Belarus Lukaschenko hält Revolution für Erfindung

„Das sind alles Mythen“

Archivartikel

Minsk.Nach der massiven Gewalt von maskierten Uniformierten gegen friedliche Demonstranten in Belarus (Weißrussland) hat das Innenministerium in Minsk bisher mehr als 2000 Anzeigen erhalten. Diese Zahl nannte am Mittwoch der Chef der Kriminalpolizei Gennadi Kasakewitsch. Viele Bürger beklagen massive Prügelattacken, Folter und brutale Festnahmen. Die Gewalt der Sicherheitskräfte gegen friedliche Demonstranten in Belarus steht international in der Kritik.
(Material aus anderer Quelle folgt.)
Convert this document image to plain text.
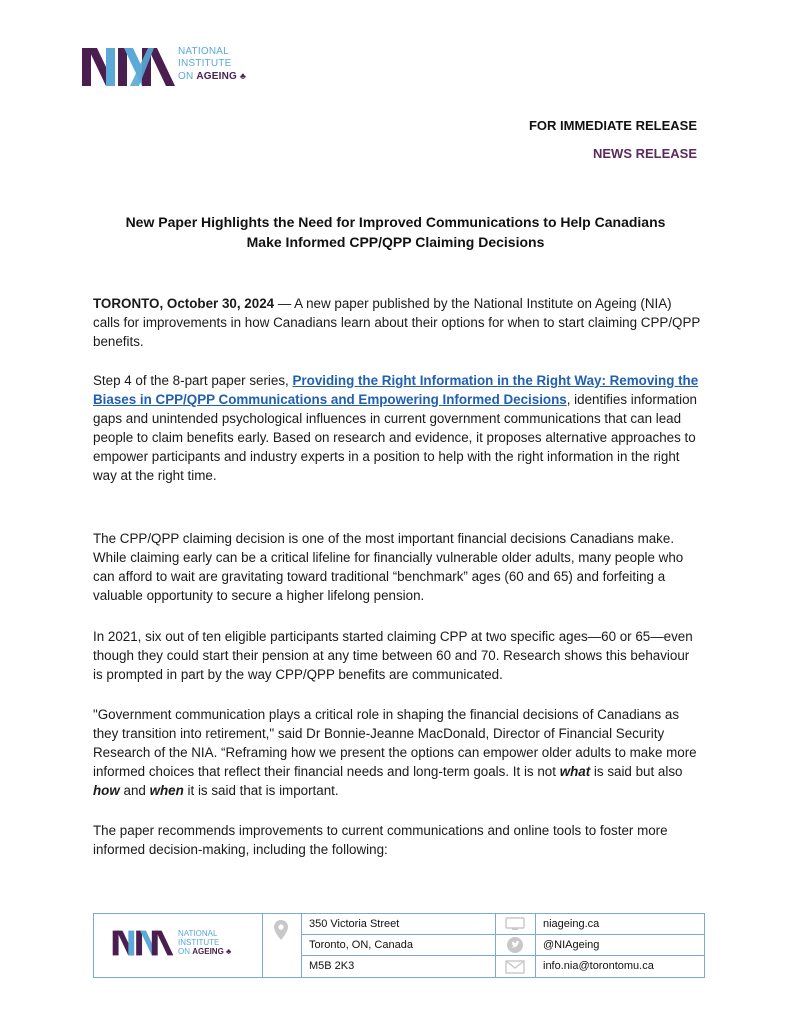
NATIONAL
INSTITUTE
ON AGEING ♣
FOR IMMEDIATE RELEASE
NEWS RELEASE
New Paper Highlights the Need for Improved Communications to Help Canadians
Make Informed CPP/QPP Claiming Decisions
TORONTO, October 30, 2024 — A new paper published by the National Institute on Ageing (NIA) calls for improvements in how Canadians learn about their options for when to start claiming CPP/QPP benefits.
Step 4 of the 8-part paper series, Providing the Right Information in the Right Way: Removing the Biases in CPP/QPP Communications and Empowering Informed Decisions, identifies information gaps and unintended psychological influences in current government communications that can lead people to claim benefits early. Based on research and evidence, it proposes alternative approaches to empower participants and industry experts in a position to help with the right information in the right way at the right time.
The CPP/QPP claiming decision is one of the most important financial decisions Canadians make. While claiming early can be a critical lifeline for financially vulnerable older adults, many people who can afford to wait are gravitating toward traditional “benchmark” ages (60 and 65) and forfeiting a valuable opportunity to secure a higher lifelong pension.
In 2021, six out of ten eligible participants started claiming CPP at two specific ages—60 or 65—even though they could start their pension at any time between 60 and 70. Research shows this behaviour is prompted in part by the way CPP/QPP benefits are communicated.
"Government communication plays a critical role in shaping the financial decisions of Canadians as they transition into retirement," said Dr Bonnie-Jeanne MacDonald, Director of Financial Security Research of the NIA. “Reframing how we present the options can empower older adults to make more informed choices that reflect their financial needs and long-term goals. It is not what is said but also how and when it is said that is important.
The paper recommends improvements to current communications and online tools to foster more informed decision-making, including the following:
NATIONAL
INSTITUTE
ON AGEING ♣
350 Victoria Street
Toronto, ON, Canada
M5B 2K3
niageing.ca
@NIAgeing
info.nia@torontomu.ca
Seit der international als grob gefälscht kritisierten Präsidentenwahl am 9. August kommt es täglich zu Protesten gegen Lukaschenko. Die Opposition hält Swetlana Tichanowskaja für die wahre Siegerin. Sie war aus Angst um ihre eigene Sicherheit und die ihrer Kinder nach Litauen geflohen. Die 38-Jährige sagte, sie wolle Lukaschenko im Fall seines Rücktritts Straffreiheit garantieren.

Lukaschenko sagte mit Blick auf die umstrittene Abstimmung, für ihn sei das Thema beendet. Er meinte bei einer Begegnung mit handverlesenen Vertretern von Parlamenten, staatlichen Organen und Medien, die Revolution und die Illegitimität der Wahlen seien eine Erfindung. „Das sind alles Mythen.“ Die EU erkennt weder die Wahlen noch Lukaschenko als Präsidenten an.